Trust Fund Recovery Penalty
Letter 1153
The United States Tax Court in Mohammad A. Kazmi v. Comm’r of Internal Revenue, T.C. Memo 2022-13 filed March 1, 2022, ruled in favor of the IRS that a properly served and received Letter 1153 constitutes a prior opportunity to challenge the underlying liability and therefore a failure to appeal it prohibits the same challenge at a Collection Due Process hearing (CDP hearing). The taxpayer was issued a Letter 1153, Proposed Trust Fund Recovery Penalty, after interview by a Revenue Officer in his capacity as part-time hourly bookkeeper for his employer who had failed to pay over employment taxes. A taxpayer has 60 days to challenge a Letter 1153 by submitting a written appeal. Taxpayer did not make any effort to appeal and as such the IRS assessed him with the penalty. After issuance of a Notice of Federal Tax Lien, taxpayer filed a timely CDP request and attempted to argue that he should not be held liable for the trust fund recovery penalty. The settlement officer determined the taxpayer was prohibited from challenging the underlying liability in the CDP hearing. Taxpayer argued that a Letter 1153 does not constitute a prior opportunity to address the liability because there is no ability to seek judicial review before the Tax Court if appeals would deny the requested relief. The Court agreed that it is correct there is no opportunity to seek Tax Court relief in this instance, but under the law, the taxpayer could get judicial review by paying the tax and seeking review in the Federal District Court. As such, this does constitute a prior opportunity to seek judicial review. Lesson – always seek Appeal review after issuance of Letter 1153 if there are arguments to be made for relief from assessment.
IRC Section 6672
The United States Court of Appeals for the Fifth Circuit ruled in United States of America v. Charles I. Williams, DDS, as Executor of Mary C. Williams, at Case No. 20-10433 filed July 6, 2021 that Charles I. Williams, acted “willfully” within the meaning of the statute and that the district court’s ruling indicating the same was affirmed. As such, Mr. Williams was held personally liable for the trust fund recovery penalties under section 6672(a) of the Internal Revenue Code. Mr. Williams owned and operated several dentistry practices. After not paying employment taxes, the government pursued collections. The central issue in the case was whether Williams acted willfully to allow for personal liability under the statute. Personal liability against responsible persons can attach under the statute when the person is a responsible person who willfully fails to turn over the withheld taxes. Willfulness requires only a voluntary, conscious, and intentional act, not a bad motive or evil intent. The Court explained that evidence showed that the responsible person had knowledge of payments to other creditors after he was aware of the failure to pay withholding tax is sufficient to show willfulness. Mr. Williams had argued that he was in a mental fog and could not have willfully spurned his tax obligations. Further he argued that he had turned over his businesses’ tax duties to his bookkeeper and another individual. The Court ruled that he was in fact willful because he knew of the unpaid payroll taxes and yet decided to pay private creditors instead of the IRS.
I.R.C. section 6672
This is a hard fought case on a narrow issue that ultimately went in favor of the IRS. The Tax Court in Scott T. Blackburn v. Comm’r,
150 T.C. No. 9, filed April 9, 2018, was asked to review the
verification of compliance rule of I.R.C. section 6751(b), as required
by sections 6330(c)(1) and (3)(A). The Appeals officer must “obtain
verification from the Secretary that the requirements of any applicable
law or administrative procedure have been met.” Sec. 6330(c)(1). The
Petitioner did not argue or contest the liability issue relating to
assessment of the Trust Fund Recovery Penalty against him. The Revenue
Officer in this instance has recommended assessment and said assessment
was approved by the Revenue Officer’s manager using Form 4183. The name
of the manager was listed on the form, but no signature was present. The
taxpayer argued that in creating section 6751(b), Congress could not
have meant to require a meaningless, supervisory “rubber stamped”

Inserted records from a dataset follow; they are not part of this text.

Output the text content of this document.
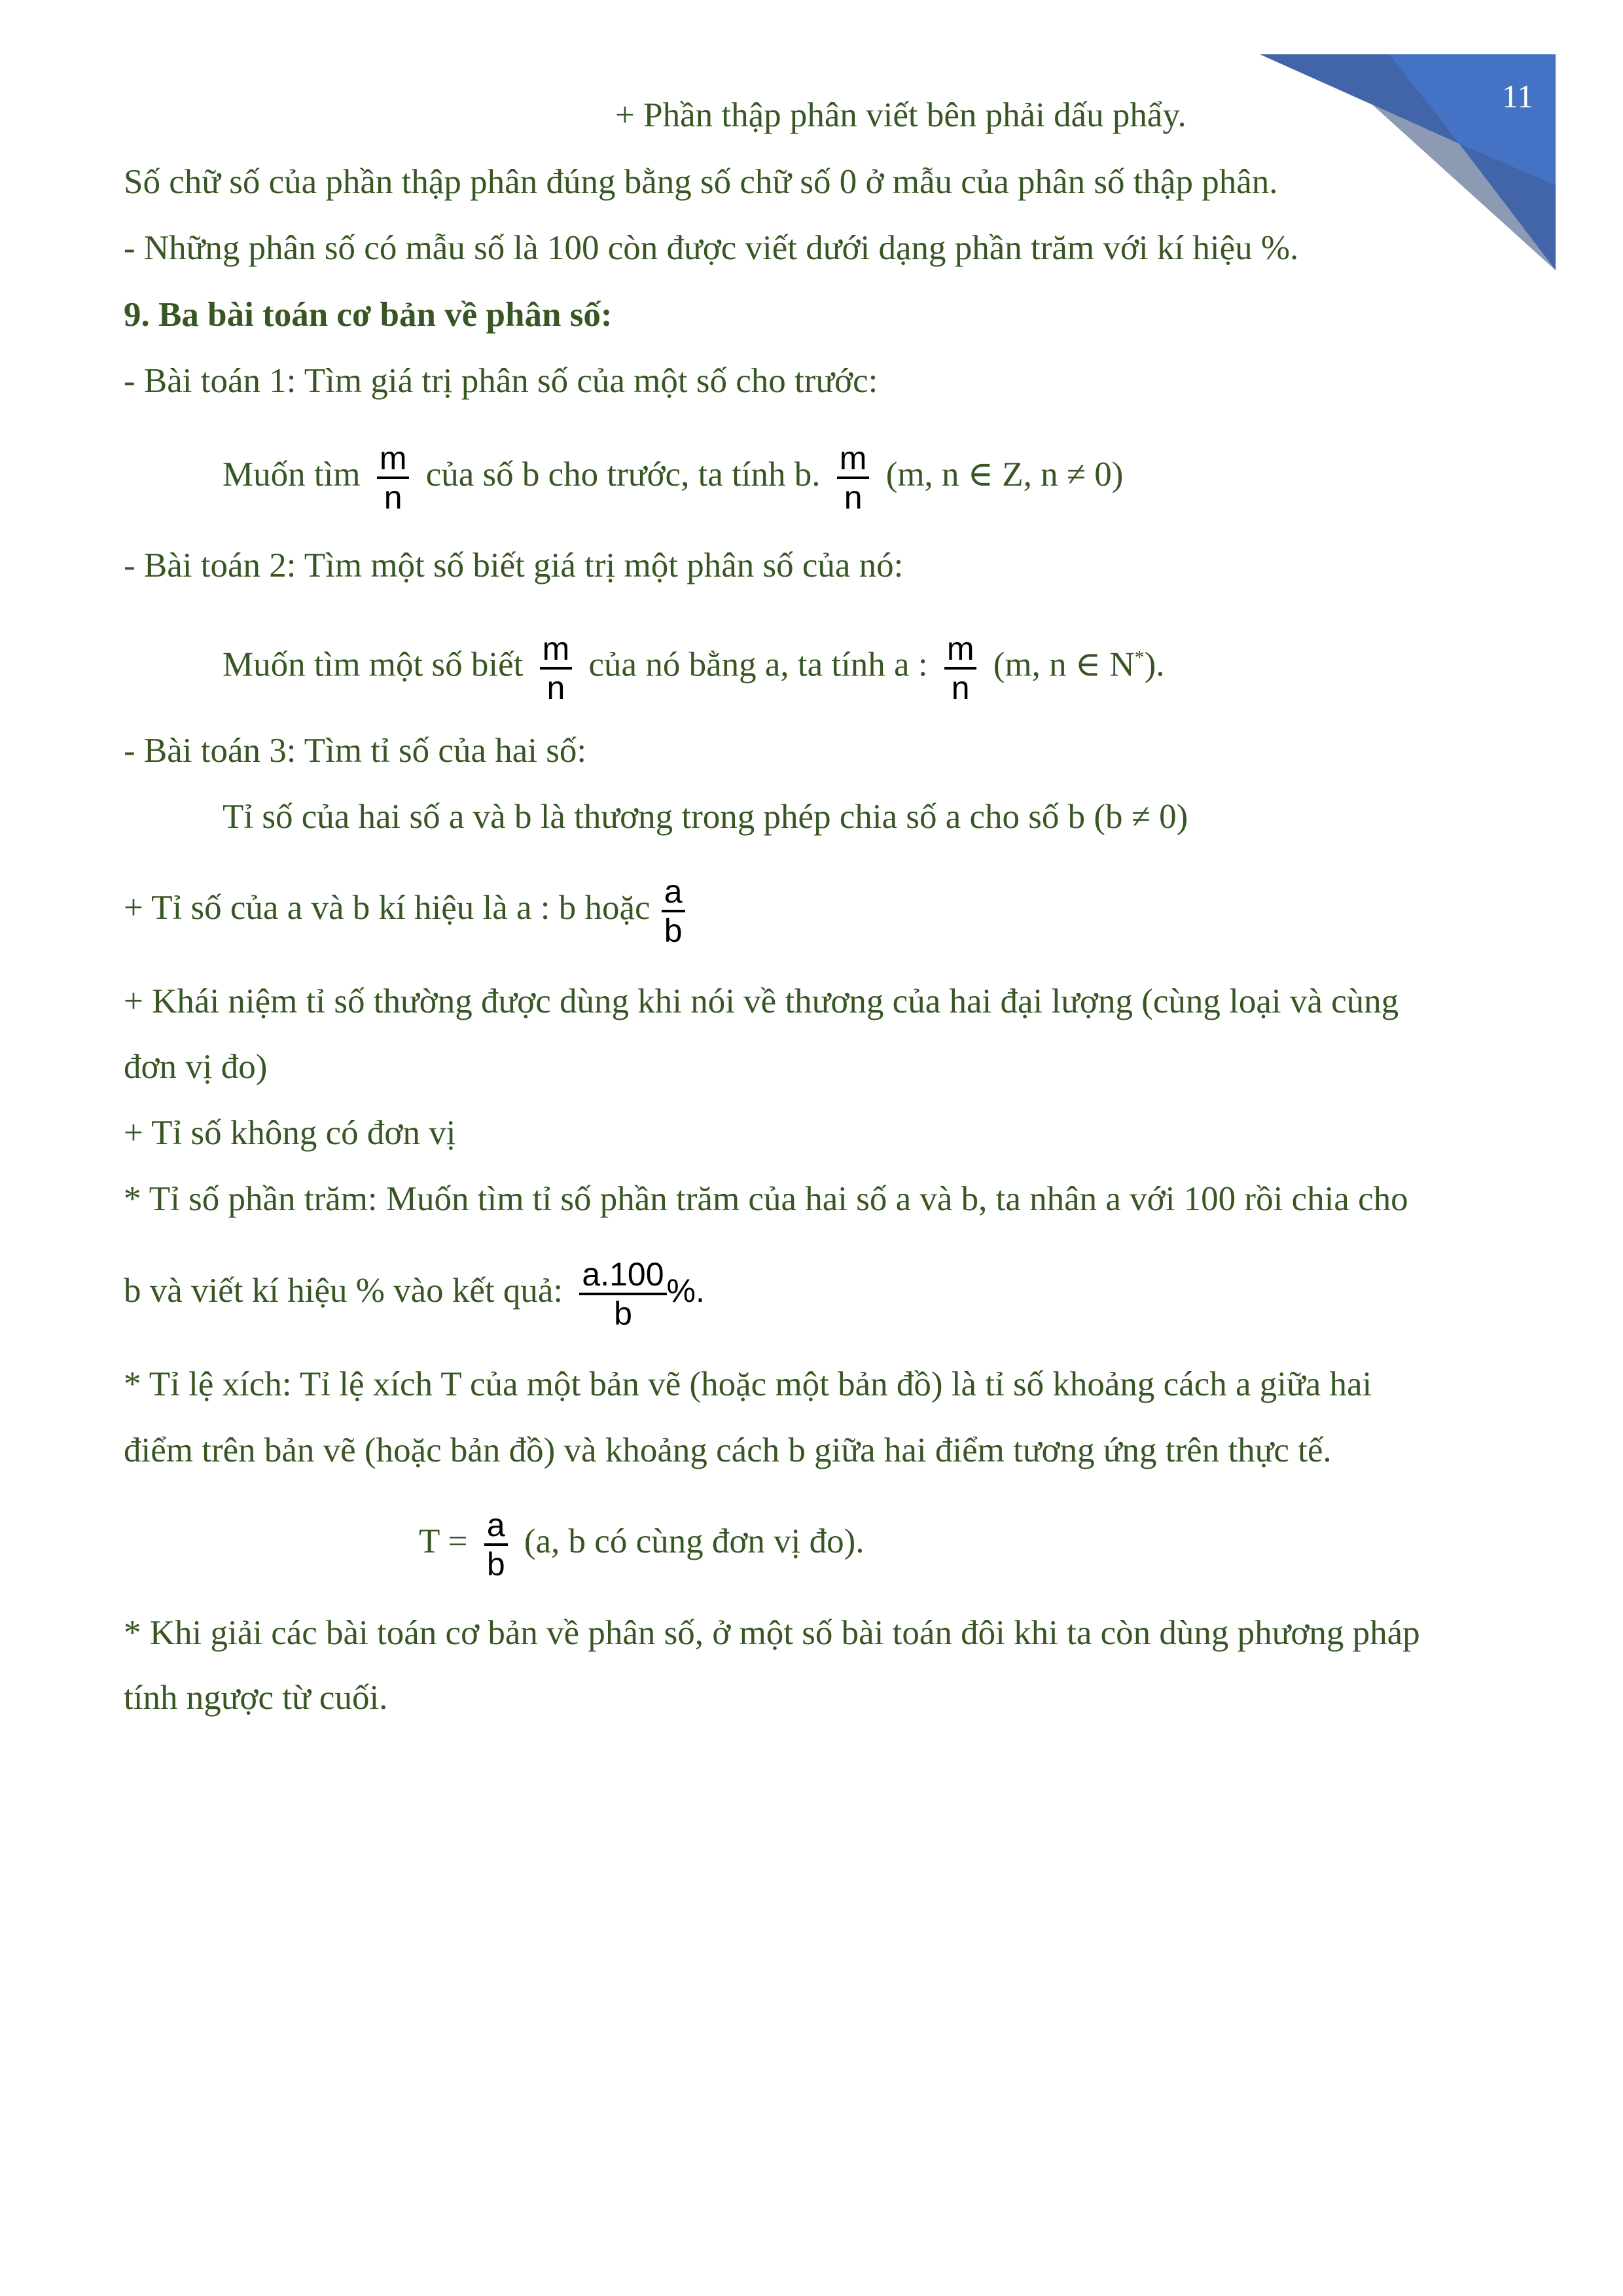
11
+ Phần thập phân viết bên phải dấu phẩy.
Số chữ số của phần thập phân đúng bằng số chữ số 0 ở mẫu của phân số thập phân.
- Những phân số có mẫu số là 100 còn được viết dưới dạng phần trăm với kí hiệu %.
9. Ba bài toán cơ bản về phân số:
- Bài toán 1: Tìm giá trị phân số của một số cho trước:
Muốn tìm $\frac{m}{n}$ của số b cho trước, ta tính b. $\frac{m}{n} (m$, n ∈ Z, n ≠ 0)
- Bài toán 2: Tìm một số biết giá trị một phân số của nó:
Muốn tìm một số biết $\frac{m}{n}$ của nó bằng a, ta tính a : $\frac{m}{n} (m$, n ∈ N*).
- Bài toán 3: Tìm tỉ số của hai số:
Tỉ số của hai số a và b là thương trong phép chia số a cho số b (b ≠ 0)
+ Tỉ số của a và b kí hiệu là a : b hoặc $\frac{a}{b}$
+ Khái niệm tỉ số thường được dùng khi nói về thương của hai đại lượng (cùng loại và cùng
đơn vị đo)
+ Tỉ số không có đơn vị
* Tỉ số phần trăm: Muốn tìm tỉ số phần trăm của hai số a và b, ta nhân a với 100 rồi chia cho
b và viết kí hiệu % vào kết quả: $\frac{a.100}{b}$ %.
* Tỉ lệ xích: Tỉ lệ xích T của một bản vẽ (hoặc một bản đồ) là tỉ số khoảng cách a giữa hai
điểm trên bản vẽ (hoặc bản đồ) và khoảng cách b giữa hai điểm tương ứng trên thực tế.
$T = \frac{a}{b} (a$, b có cùng đơn vị đo).
* Khi giải các bài toán cơ bản về phân số, ở một số bài toán đôi khi ta còn dùng phương pháp
tính ngược từ cuối.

signature. Petitioner asked the IRS many times to provide some evidence
that the supervisor’s review was meaningful. Petitioner relies on the
Internal Revenue Manual to suggest an argument that the signature of a
supervisor in support of a penalty is not in itself a sufficient showing
to comply with section 6751(b). The Court indicated that caselaw review
applying these code sections has only required the officer to review
the administrative steps taken before assessment of the underlying
liability. To impose the requirement of a substantive review on the
officer would allow the taxpayer to avoid the limitations of pursuing
the underlying liability in a review under section 6330 and apply a
level of detail in the verification process that has never been
previously required, the Court explained.